Poetic fog and quotes

september fog002


I keep saving a lot of photos on the computer, thinking I want to show them off on the blog, but often I don't get around to edit them and after a while it just feels misplaced. For example showing summer photos in September. I have said I'm going to do three "remember summer" posts this autumn because there are a few things I really wish I had time to write about at the time.

Right now it's a batch of photos I took in the last days of September that bugs me. It was one of those foggy days you get when a cold and chilly weather suddenly changes and you know that tomorrow it will all be so different, sunny and warm. Fog adds such a mysterious veil to the landscape and softens everything. I know some of the photos I took look good on the camera display, but not in full size. Still, I really hope there are some photos good enough to publish here. So far I've only edited a couple of them, as you can see here. Not the best, but not the worst either.


september fog001


That photo inspired me to do this (as I'd already softened the focus on that one, cheating a little, but not so much it altered the original mood of the photo):


september fog quote


The quote is from Hamlet (there is a small, almost invisible credit to Shakespeare in the pic). I found it on this lampwork bead, which I more or less fell in love with (the front, not the back, sorry).

It was kind of along the same way as another quote I've been contemplating for some time now:


Without going in too much on my personal life and why I've spent the last two years dreading my 30th birthday (which is just a little more than a week away by now), I can say this quote -- which I stumbled upon my chance in a magazine -- really struck a cord with me. Must admit to not knowing who Joseph Campbell is, but at least he has said some good things it seems.

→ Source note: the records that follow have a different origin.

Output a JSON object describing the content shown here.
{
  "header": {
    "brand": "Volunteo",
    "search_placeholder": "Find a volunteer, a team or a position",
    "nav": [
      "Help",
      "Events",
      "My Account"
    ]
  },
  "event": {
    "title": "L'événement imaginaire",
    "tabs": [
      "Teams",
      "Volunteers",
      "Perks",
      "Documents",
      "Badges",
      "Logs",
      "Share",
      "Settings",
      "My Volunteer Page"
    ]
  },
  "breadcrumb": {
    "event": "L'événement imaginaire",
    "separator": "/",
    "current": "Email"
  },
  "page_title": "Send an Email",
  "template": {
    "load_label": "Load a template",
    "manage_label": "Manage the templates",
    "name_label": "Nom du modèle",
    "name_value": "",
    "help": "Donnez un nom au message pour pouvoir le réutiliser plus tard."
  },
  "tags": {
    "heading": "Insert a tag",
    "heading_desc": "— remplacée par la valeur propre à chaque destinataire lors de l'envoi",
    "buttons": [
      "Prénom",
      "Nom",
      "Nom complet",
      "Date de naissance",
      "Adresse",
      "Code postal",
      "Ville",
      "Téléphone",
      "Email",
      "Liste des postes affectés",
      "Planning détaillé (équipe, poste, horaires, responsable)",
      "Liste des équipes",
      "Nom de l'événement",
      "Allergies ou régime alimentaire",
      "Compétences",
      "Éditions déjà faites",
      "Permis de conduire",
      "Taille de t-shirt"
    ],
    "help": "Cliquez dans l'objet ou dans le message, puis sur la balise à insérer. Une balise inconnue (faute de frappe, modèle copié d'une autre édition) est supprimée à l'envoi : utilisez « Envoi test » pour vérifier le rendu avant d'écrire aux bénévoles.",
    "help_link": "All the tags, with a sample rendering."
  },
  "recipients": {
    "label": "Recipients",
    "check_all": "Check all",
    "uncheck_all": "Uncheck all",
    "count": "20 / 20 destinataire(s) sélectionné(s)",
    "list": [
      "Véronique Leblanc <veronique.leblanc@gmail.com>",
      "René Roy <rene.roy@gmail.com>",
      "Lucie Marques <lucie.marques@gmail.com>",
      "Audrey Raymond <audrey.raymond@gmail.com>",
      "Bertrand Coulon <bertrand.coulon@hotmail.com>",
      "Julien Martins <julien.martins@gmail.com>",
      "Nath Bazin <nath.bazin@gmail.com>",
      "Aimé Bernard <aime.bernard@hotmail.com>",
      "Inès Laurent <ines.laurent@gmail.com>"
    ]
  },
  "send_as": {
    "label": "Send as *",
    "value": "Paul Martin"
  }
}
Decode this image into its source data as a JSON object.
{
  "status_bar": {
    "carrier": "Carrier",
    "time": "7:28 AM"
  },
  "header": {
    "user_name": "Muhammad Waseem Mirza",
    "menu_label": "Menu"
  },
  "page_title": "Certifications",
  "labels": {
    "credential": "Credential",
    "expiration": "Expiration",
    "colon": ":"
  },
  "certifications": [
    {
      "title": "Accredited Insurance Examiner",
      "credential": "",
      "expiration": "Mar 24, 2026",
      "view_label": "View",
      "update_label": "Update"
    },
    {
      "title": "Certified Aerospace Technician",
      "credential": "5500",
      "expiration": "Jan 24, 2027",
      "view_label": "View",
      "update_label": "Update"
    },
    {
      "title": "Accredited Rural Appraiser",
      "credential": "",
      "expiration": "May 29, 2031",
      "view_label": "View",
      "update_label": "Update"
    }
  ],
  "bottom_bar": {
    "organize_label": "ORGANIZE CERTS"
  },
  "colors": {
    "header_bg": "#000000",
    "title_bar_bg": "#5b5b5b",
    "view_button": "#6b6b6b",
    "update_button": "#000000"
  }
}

See, since I began studying and choosing what I wanted to learn more about, I've not had a big plan about how I wanted my future to turn out, but I knew I wanted to work with the issues I felt so passionate about: environment and planning (samhällsplanering). Since the day I stepped out of the university world into the real world, the adult world, I haven't gotten a chance to do so. That hurts me, makes me feel so sad. One of the reasons I don't sell my jewellery is actually related to this in a weird way. I have this idealist in me that want to dedicate my life to the big things, to create a sustainable development, and I don't want to be side tracked by less important things. I think I feared that by focusing on my beading and putting my energy into making that my business (that's one of the things I've studied, by the way, business administration) I would turn my back to the one thing I really want to work with. Since I don't seem to be able to get a job in the field, I have to rethink my whole purpose in life. Or at least that's how it feels. I'm at a turning point. 30 years old without a job, lover, own home or money (but a nice big loan after six years at uni). That sucks. And I have to do something because it can't go on like this. It's just that I feel like I have to give up a dream, an education -- a part of me. I know there will be other dreams if I just let them in, but there are so many things I hate to let go of. I don't want that to be my only way of getting out of the deep, black hole I'm in. But I have to do something. I've slowly begun to -- if not accept it so at least realise it might be what I have to do. Because my life can't continue as it's done these last years. I wish you could just pause life, make everything just stand still and stop time. To give me a moment to really think about what I want and must do without being stressed by the clocking ticking and minutes, days, years of my life just floating by and be gone, never coming back again but lost forever. And it was at that point I saw that quote.